The ad pictured here (see more) depicts two skinny dogs engaging in human-like intercourse while a fat dog watches. The tag line reads, "LIFE'S HARD when you're a FAT DOG." This ad is designed to be funny, but it's also designed for people to think about how humans judge fat people and play on their desires to lose weight. The ad isn't selling a better sex life for your dog — a dog that is likely spayed or neutered — but playing upon human concepts of sex and beauty. Sure, a fat dog is likely an unhealthy dog but where in this ad do you learn why the dog food is healthy? You don't, because, again, the ad isn't targeting logic — it's targeting your emotions. You don't ask whether or not the dog food is healthy because the ad is asking you if you care whether or not your dog is healthy. These types of ads make no real claims. They simply identify the problem and you connect the dots. You assume there's a connection when there may not be one at all.
So what do you do about it? You do your research. When you view an ad, it helps to ask why. Why am I reacting the way I'm reacting? Why does this product solve a particular problem? If the product interests you, the answer should too. Look for product reviews (while being aware of fakes) and other information that can help you determine if what you want to buy can actually do what you think it can do. Don't buy blindly — do your research first.
Avoid Ads Entirely
Muting or skipping ads on any medium may seem like an effective way to solve the problem, but ignorance doesn't mean the ad isn't still lodged somewhere inside your memory. While avoiding ads entirely is pretty much an impossible prospect, you can still make the effort to get as close as possible. Of course, this means making sacrifices.
If you want to cut out ads from television and never, ever see them, your options aren't necessarily great. You can buy DVDs when they come out several months after the television season has ended, you can purchase content at a premium (either online or on demand through your pay TV provider), or you can download content via the internet (which may require a set of flexible ethics). You can't remove or block ads in a magazine or newspaper, so you'll have to start reading online and use an ad blocker. Even with all of that, you still can't avoid billboard ads or ads you see outside of your personally cultivated ad-free zone. You're also not without the influence of reference lifestyles (as discussed earlier) unless you cut out entertainment media altogether. You simply cannot live without ads if you want to be a part of modern society, but a significant reduction is possible using the aforementioned methods.

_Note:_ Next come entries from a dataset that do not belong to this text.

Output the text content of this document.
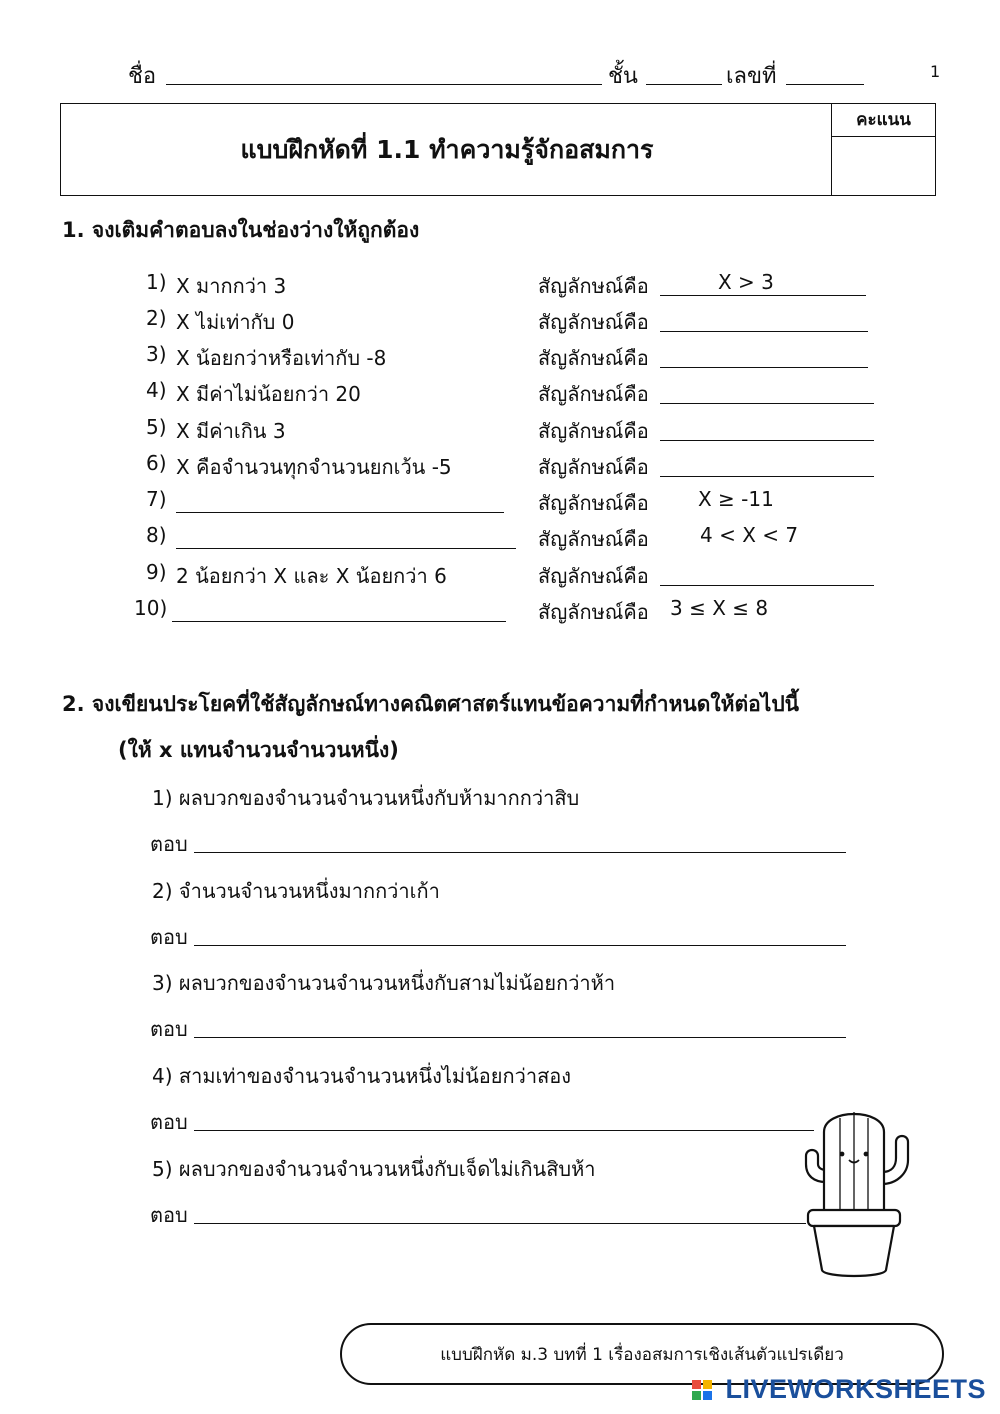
ชื่อ	ชั้น	เลขที่	1
แบบฝึกหัดที่ 1.1 ทำความรู้จักอสมการ
คะแนน
1. จงเติมคำตอบลงในช่องว่างให้ถูกต้อง
1) X มากกว่า 3	สัญลักษณ์คือ	X > 3
2) X ไม่เท่ากับ 0	สัญลักษณ์คือ
3) X น้อยกว่าหรือเท่ากับ -8	สัญลักษณ์คือ
4) X มีค่าไม่น้อยกว่า 20	สัญลักษณ์คือ
5) X มีค่าเกิน 3	สัญลักษณ์คือ
6) X คือจำนวนทุกจำนวนยกเว้น -5	สัญลักษณ์คือ
7)	สัญลักษณ์คือ X ≥ -11
8)	สัญลักษณ์คือ	4 < X < 7
9) 2 น้อยกว่า X และ X น้อยกว่า 6	สัญลักษณ์คือ
10)	สัญลักษณ์คือ 3 ≤ X ≤ 8
2. จงเขียนประโยคที่ใช้สัญลักษณ์ทางคณิตศาสตร์แทนข้อความที่กำหนดให้ต่อไปนี้
(ให้ x แทนจำนวนจำนวนหนึ่ง)
1) ผลบวกของจำนวนจำนวนหนึ่งกับห้ามากกว่าสิบ
ตอบ
2) จำนวนจำนวนหนึ่งมากกว่าเก้า
ตอบ
3) ผลบวกของจำนวนจำนวนหนึ่งกับสามไม่น้อยกว่าห้า
ตอบ
4) สามเท่าของจำนวนจำนวนหนึ่งไม่น้อยกว่าสอง
ตอบ
5) ผลบวกของจำนวนจำนวนหนึ่งกับเจ็ดไม่เกินสิบห้า
ตอบ
แบบฝึกหัด ม.3 บทที่ 1 เรื่องอสมการเชิงเส้นตัวแปรเดียว
LIVEWORKSHEETS
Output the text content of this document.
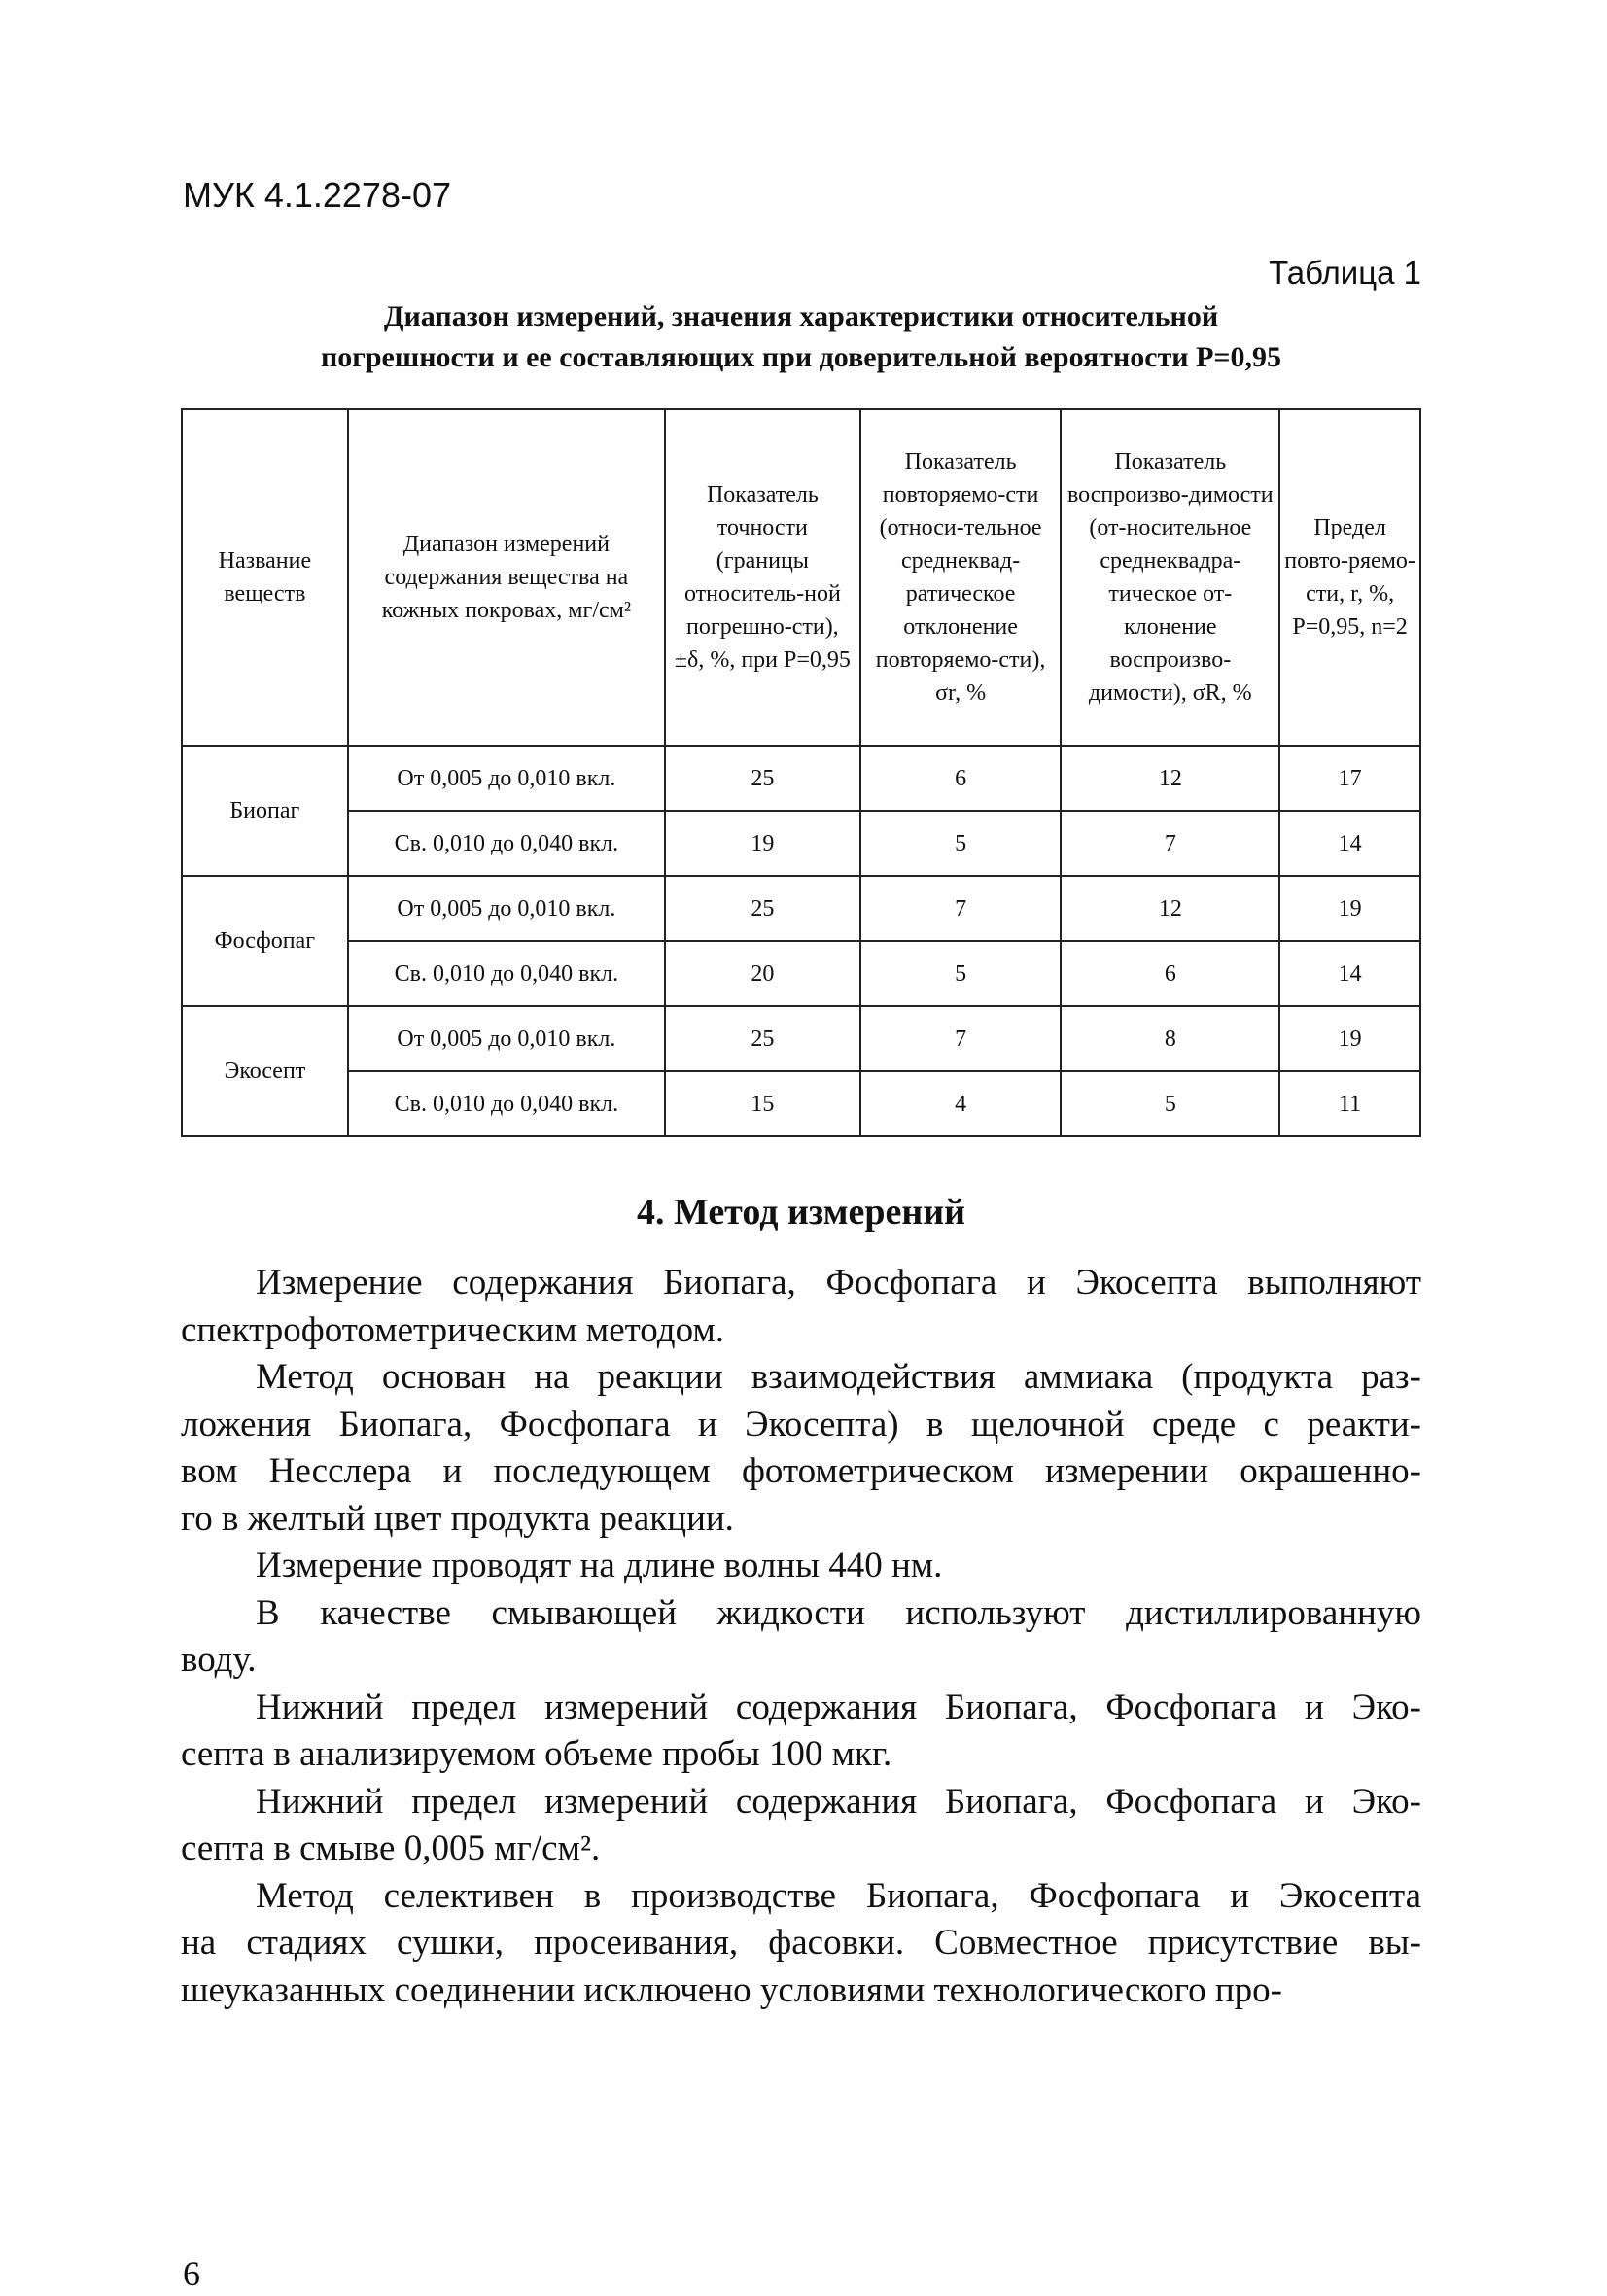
МУК 4.1.2278-07
Таблица 1
Диапазон измерений, значения характеристики относительной
погрешности и ее составляющих при доверительной вероятности Р=0,95
Название веществ	Диапазон измерений содержания вещества на кожных покровах, мг/см²	Показатель точности (границы относитель-ной погрешно-сти), ±δ, %, при Р=0,95	Показатель повторяемо-сти (относи-тельное среднеквад-ратическое отклонение повторяемо-сти), σr, %	Показатель воспроизво-димости (от-носительное среднеквадра-тическое от-клонение воспроизво-димости), σR, %	Предел повто-ряемо-сти, r, %, Р=0,95, n=2
Биопаг	От 0,005 до 0,010 вкл.	25	6	12	17
	Св. 0,010 до 0,040 вкл.	19	5	7	14
Фосфопаг	От 0,005 до 0,010 вкл.	25	7	12	19
	Св. 0,010 до 0,040 вкл.	20	5	6	14
Экосепт	От 0,005 до 0,010 вкл.	25	7	8	19
	Св. 0,010 до 0,040 вкл.	15	4	5	11
4. Метод измерений
Измерение содержания Биопага, Фосфопага и Экосепта выполняют
спектрофотометрическим методом.
Метод основан на реакции взаимодействия аммиака (продукта раз-
ложения Биопага, Фосфопага и Экосепта) в щелочной среде с реакти-
вом Несслера и последующем фотометрическом измерении окрашенно-
го в желтый цвет продукта реакции.
Измерение проводят на длине волны 440 нм.
В качестве смывающей жидкости используют дистиллированную
воду.
Нижний предел измерений содержания Биопага, Фосфопага и Эко-
септа в анализируемом объеме пробы 100 мкг.
Нижний предел измерений содержания Биопага, Фосфопага и Эко-
септа в смыве 0,005 мг/см².
Метод селективен в производстве Биопага, Фосфопага и Экосепта
на стадиях сушки, просеивания, фасовки. Совместное присутствие вы-
шеуказанных соединении исключено условиями технологического про-
6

Photo by Alfonso Contreras
While I, personally, do what I just described — and have for over a decade — there are plenty of reasons you shouldn't. First of all, if ad revenue is how companies are able to afford to provide entertainment, blocking or removing their ads can hurt their budget. If everyone did that, they'd have no money to produce the content you want. When you don't see ads, you'll sometimes find yourself lost in a conversation about ads and products you've never heard of. If you like watching televised sports, you don't get to watch them live (which can ruin the experience). In fact, you don't get to watch anything live and that generally means watching it the next day. Giving up ads requires patience and sacrifice. While I consider those two things to be very important skills, that's just my opinion. How you choose to approach this problem is entirely up to you. The most important thing is to remember to think, because regardless of how manipulative advertisements can be your choices are still yours and yours alone.